Não, porque não faz sentido. Um professor, quando acaba o seu curso, é profissionalizado. Faz cinco anos de formação, depois faz o período probatório. A prova é um requisito que não consta da Lei de Bases do Sistema Educativo e por isso é ilegal. 

Para si, a intenção do Governo é despedir? 
Penso que também pode ter outro objetivo. Claro que nos últimos sete anos saíram mais de 25 mil professores para a aposentação e entraram nos quadros 1002; desde 2010 passámos de 36 mil contratados para 12 mil. Mas o Secretário de Estado do Ensino Básico e Secundário, João Grancho, há muito que se bate como ninguém pela criação de uma Ordem. Não havia justificação para a sua existência, mas a confirmar-se a aplicação da prova, daqui a uns tempos ouviremos que não faz sentido ser o Estado a regular o acesso à profissão... 

A prova pode ser aplicada aos docentes do quadro? 
Não sei se há a possibilidade, mas consta de um relatório do FMI de janeiro, onde se lê que o sistema educativo português tem excesso de pessoal e que as medidas seguidas até agora não permitirão atingir os objetivos de consolidação orçamental, pelo que vão ser precisas mais saídas. 

Já sentiu saudades de Maria de Lurdes Rodrigues?
Não, porque abriu muitas das portas por onde entraram os atuais governantes.

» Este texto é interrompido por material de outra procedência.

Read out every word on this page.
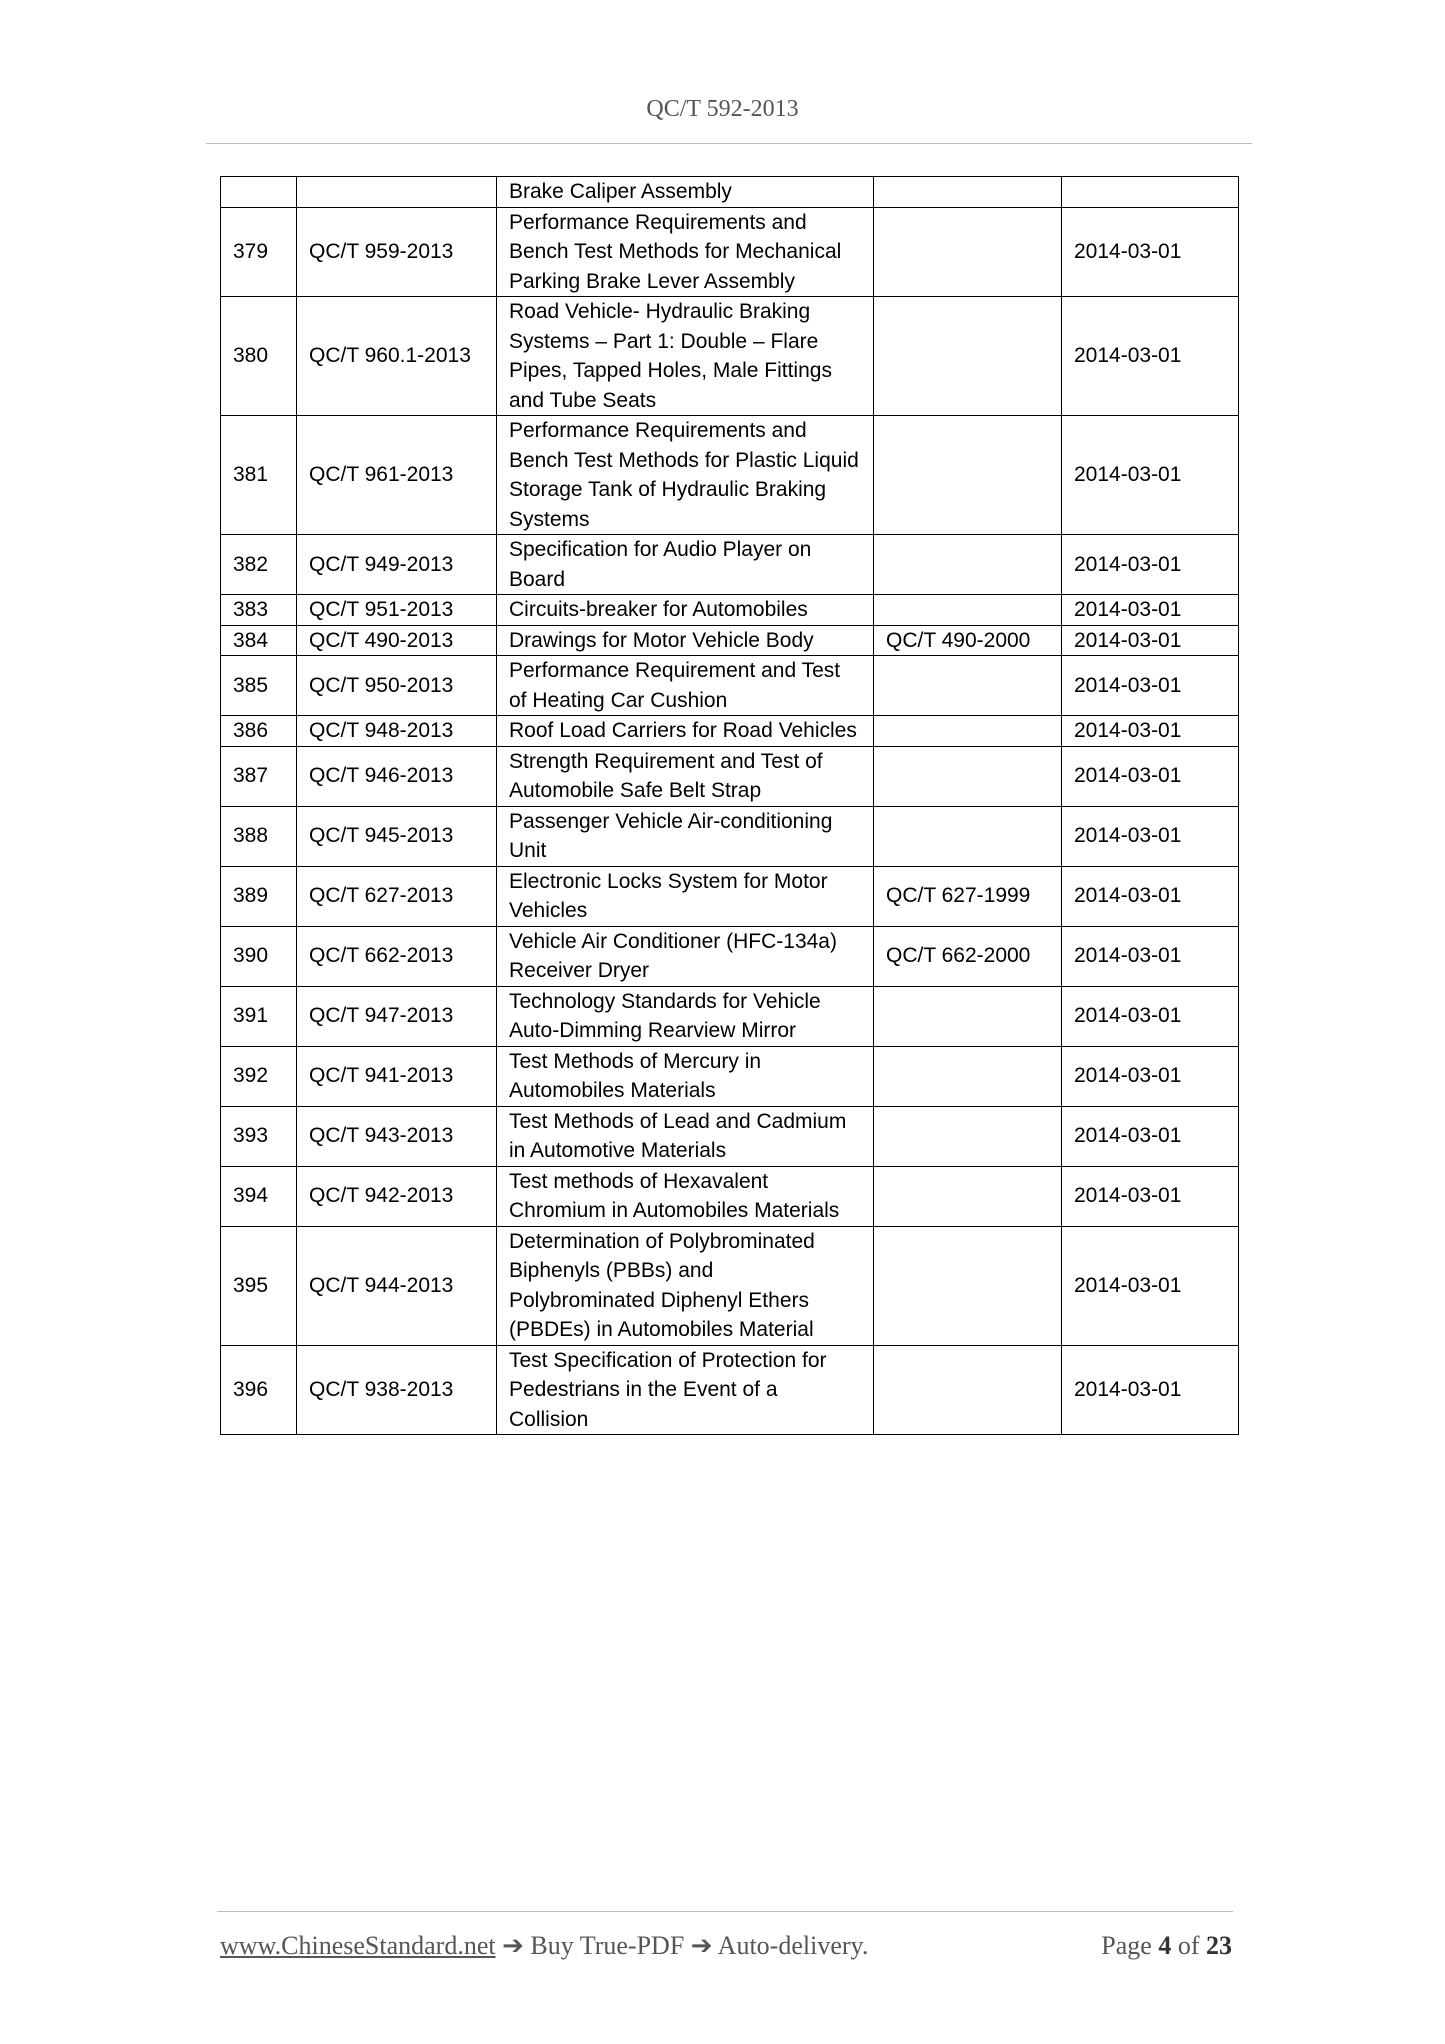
QC/T 592-2013
		Brake Caliper Assembly		
379	QC/T 959-2013	Performance Requirements and Bench Test Methods for Mechanical Parking Brake Lever Assembly		2014-03-01
380	QC/T 960.1-2013	Road Vehicle- Hydraulic Braking Systems – Part 1: Double – Flare Pipes, Tapped Holes, Male Fittings and Tube Seats		2014-03-01
381	QC/T 961-2013	Performance Requirements and Bench Test Methods for Plastic Liquid Storage Tank of Hydraulic Braking Systems		2014-03-01
382	QC/T 949-2013	Specification for Audio Player on Board		2014-03-01
383	QC/T 951-2013	Circuits-breaker for Automobiles		2014-03-01
384	QC/T 490-2013	Drawings for Motor Vehicle Body	QC/T 490-2000	2014-03-01
385	QC/T 950-2013	Performance Requirement and Test of Heating Car Cushion		2014-03-01
386	QC/T 948-2013	Roof Load Carriers for Road Vehicles		2014-03-01
387	QC/T 946-2013	Strength Requirement and Test of Automobile Safe Belt Strap		2014-03-01
388	QC/T 945-2013	Passenger Vehicle Air-conditioning Unit		2014-03-01
389	QC/T 627-2013	Electronic Locks System for Motor Vehicles	QC/T 627-1999	2014-03-01
390	QC/T 662-2013	Vehicle Air Conditioner (HFC-134a) Receiver Dryer	QC/T 662-2000	2014-03-01
391	QC/T 947-2013	Technology Standards for Vehicle Auto-Dimming Rearview Mirror		2014-03-01
392	QC/T 941-2013	Test Methods of Mercury in Automobiles Materials		2014-03-01
393	QC/T 943-2013	Test Methods of Lead and Cadmium in Automotive Materials		2014-03-01
394	QC/T 942-2013	Test methods of Hexavalent Chromium in Automobiles Materials		2014-03-01
395	QC/T 944-2013	Determination of Polybrominated Biphenyls (PBBs) and Polybrominated Diphenyl Ethers (PBDEs) in Automobiles Material		2014-03-01
396	QC/T 938-2013	Test Specification of Protection for Pedestrians in the Event of a Collision		2014-03-01
www.ChineseStandard.net ➔ Buy True-PDF ➔ Auto-delivery.	Page 4 of 23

Mas distingo uma coisa: acredito que não tenham sido abertas com o objetivo de destruir a escola pública. Os anteriores governos não souberam ganhar os professores. O atual ministro, colocando-se na primeira linha da contestação, conseguiu que muitos, absolutamente fartos, tivessem ouvido as suas críticas mas não a sua alternativa. Hoje, ainda é fácil ouvir: Nuno Crato desiludiu-me. 

Foi mais fácil contestar a divisão da carreira do que o emagrecimento do sistema? 
Sim, era mais concreto. Hoje, as pessoas estão cheias de medo. Não do Nuno Crato, mas pela sua própria vida e futuro. 

O medo está a retrair a mobilização? 
Sim. As pessoas estão revoltadas, tristes mas cheias de medo. Há dias, em Coimbra, encontrei uma colega de 55 anos a enviar currículos para Moçambique, com medo da mobilidade especial. 

É um professor ou um líder político-sindical? 
Sou um professor, que vai à sua escola muitas vezes. E sou sindicalista, não político. 

Está no último mandato. A seguir, reforma-se ou pondera regressar a uma sala de aula, ao fim de 22 anos?
Não me posso reformar daqui a três anos. Por isso, posso voltar à minha escola e farei o que os outros fazem: darei aulas.